一八九九年六月十一日出生大阪北區此花町的川端康成,幼時孱弱多病,家人呵護備至,少跟外界接觸,導致生活封閉、性情孤僻。三歲前,雙親感染肺結核,先後辭世,由祖父母收養,寄居大阪三島郡豊川村舅父的黑田家。七歲時,祖母棄世;十歲時,唯一的姊姊芳子罹患熱病,併發心臟麻痺夭折,親人接踵過世,他的精神受盡折磨,難忍熬煎,僅能藉助閱讀加重生命能量。

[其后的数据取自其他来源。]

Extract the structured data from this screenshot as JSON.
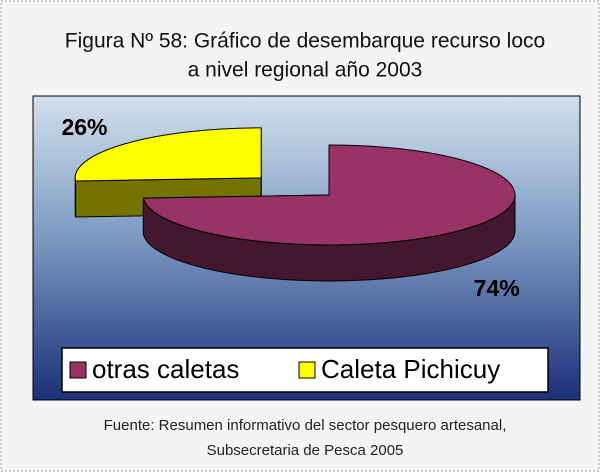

一九一四年五月,初中末期,祖父三八郎病重,他獨守病榻,夜夜誦讀《源氏物語》感時傷情、充滿哀戚的詞句,以此驅遣憂悶,並沉溺於傷懷中。某天,心血來潮,決定把祖父大漸彌留的情景紀錄下來,寫成〈十六歲的日記〉,這是川端開啟文學長河的第一篇作品。

成長命運雖然坎坷,求學過程卻十分順遂的川端,不僅在校成績優異,自小立定藝術文學寫作的夢想,竟都成為不可叛離的宿命,意味他必須在現實的困阨中與孤獨、悲愁並行相處。而維繫他心靈成長的宿命境遇,使他本即抒情的文字,更能穿透無常生死;加上幼時家境變遷的悲涼氤氳,越發沉澱作品的淒美特色。

這種經由唯美思潮所創作,空靈和虛無的小說,在在蘊涵「幽玄」的禪意美學。他擅長闡述空無邃遠的寫作風格,以及大和文化特有的人文情愫,逐漸形成日本新文學運動的清雅典範,評論家讚譽他是「日本新感覺派」文學家。

閱讀川端作品,感受他從《源氏物語》傳承的王朝文化,象徵冷冷酷戾的官能性色彩,以及具體反映第二次世界大戰之後,困惑、迷惘與沉淪的世態。他將民族性所支配的悲哀、時代的悲哀,乃至自己的悲哀,融合形成「物哀美學」,並將日本古典文學中的尋常人倫與西方現代自由主義結合,揮灑出傳統文化和現代人文、自然描繪和心理刻畫,以及自覺性和意識流相互衝擊的「悲觀哲學」與「神祕主義」,終究創造了川端獨具頹廢情調的文學風貌。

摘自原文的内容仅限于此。